The Masorti movement remains unrepentant, saying it hopes the campaign will convince more Israelis to marry in Jewish ceremonies rather than in civil ceremonies overseas. The movement estimates that some 20 percent of Israeli marriages take place abroad, many in nearby Cyprus.

“Young couples are giving up totally on having a Jewish chupah, and we as a movement think that’s very problematic,” said Rabbi Tamar Elad-Appelbaum, the director of the Masorti movement’s wedding initiative. “Because of their reluctance to go to the Rabbinate, which they hear is a difficult process, they give up on their heritage.”

The idea of the ad campaign, she said, is to show Israelis there’s an alternative.

“We want them to see there is another way to marry, and that’s the Jewish way, under a chuppah, as has been done from generation to generation,” she said. “We need to make sure our young people do not lose touch with their traditions.

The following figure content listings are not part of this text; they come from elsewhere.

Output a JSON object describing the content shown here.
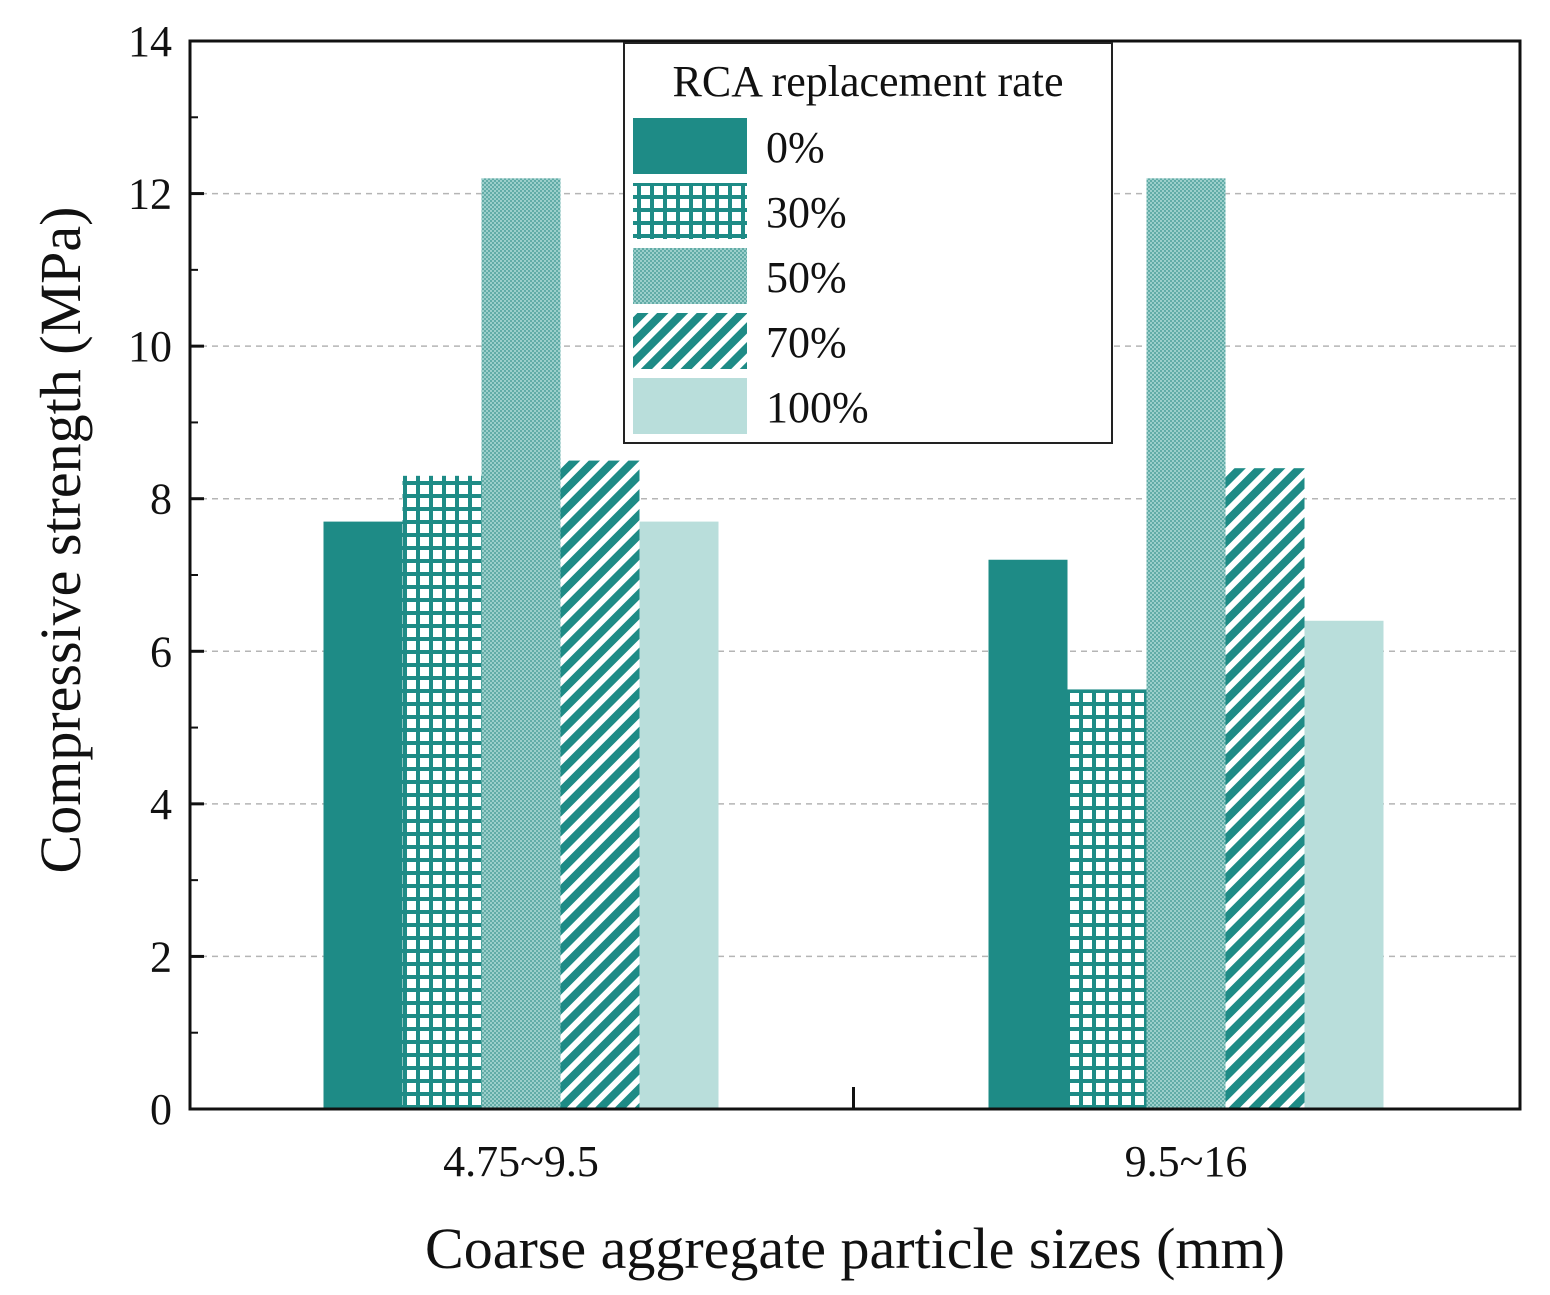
{
  "chart_data": {
    "type": "bar",
    "title": "",
    "xlabel": "Coarse aggregate particle sizes (mm)",
    "ylabel": "Compressive strength (MPa)",
    "ylim": [
      0,
      14
    ],
    "yticks": [
      "0",
      "2",
      "4",
      "6",
      "8",
      "10",
      "12",
      "14"
    ],
    "categories": [
      "4.75~9.5",
      "9.5~16"
    ],
    "grid": "horizontal dashed",
    "legend": {
      "title": "RCA replacement rate",
      "position": "top-center"
    },
    "series": [
      {
        "name": "0%",
        "values": [
          7.7,
          7.2
        ],
        "color": "#1e8b86",
        "pattern": "solid"
      },
      {
        "name": "30%",
        "values": [
          8.3,
          5.5
        ],
        "color": "#1e8b86",
        "pattern": "grid"
      },
      {
        "name": "50%",
        "values": [
          12.2,
          12.2
        ],
        "color": "#6bb3ae",
        "pattern": "fine-dots"
      },
      {
        "name": "70%",
        "values": [
          8.5,
          8.4
        ],
        "color": "#1e8b86",
        "pattern": "diagonal-lines"
      },
      {
        "name": "100%",
        "values": [
          7.7,
          6.4
        ],
        "color": "#b9dedb",
        "pattern": "solid"
      }
    ]
  }
}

“And at the same time,” she added, “we want them to see they can still remain true to themselves at this important moment.”

While most Israelis are not religiously observant, Reform and Conservative Judaism have found little traction in Israel. Orthodoxy dominates religious life, with membership in non-Orthodox religious movements negligible by comparison.

Andy Sacks, the head of the Masorti movement’s rabbinical assembly, attributes the success of the movement’s wedding ad campaign to popular alienation from the Rabbinate, which he says is out of touch with the Israeli public.

“I think this sort of stemmed from a confluence of events — shmitta and people talking about the Rabbinate not meeting their needs, and then that conversions started being canceled,” he said, citing two recent controversies surrounding the Rabbinate.

In the shmitta controversy, the fervently Orthodox wing of the Rabbinate tried to impose extra strict regulations concerning observance this year of the shmitta sabbatical, during which Israel relies on Jewish legal loopholes to circumvent the biblical injunction to let the land of Israel lie fallow every seven years.

The other controversy concerned a threat in Israel to revoke the conversions of those who do not lead religiously observant lifestyles.

“With all this going on, we realized there was a niche for people who have respect for tradition but a bad taste in their mouth from the religious establishment,” Sacks said.

Blumenthal, the Rabbinate spokesman, rejects the criticism. He insists the Rabbinate is not out of touch with the public’s needs and has been doing its best to streamline the marriage process.

“We need to do what we do to assure we are following Jewish law; there is no unnecessary bureaucracy,” he said. “And we are working to improve our services all the time.”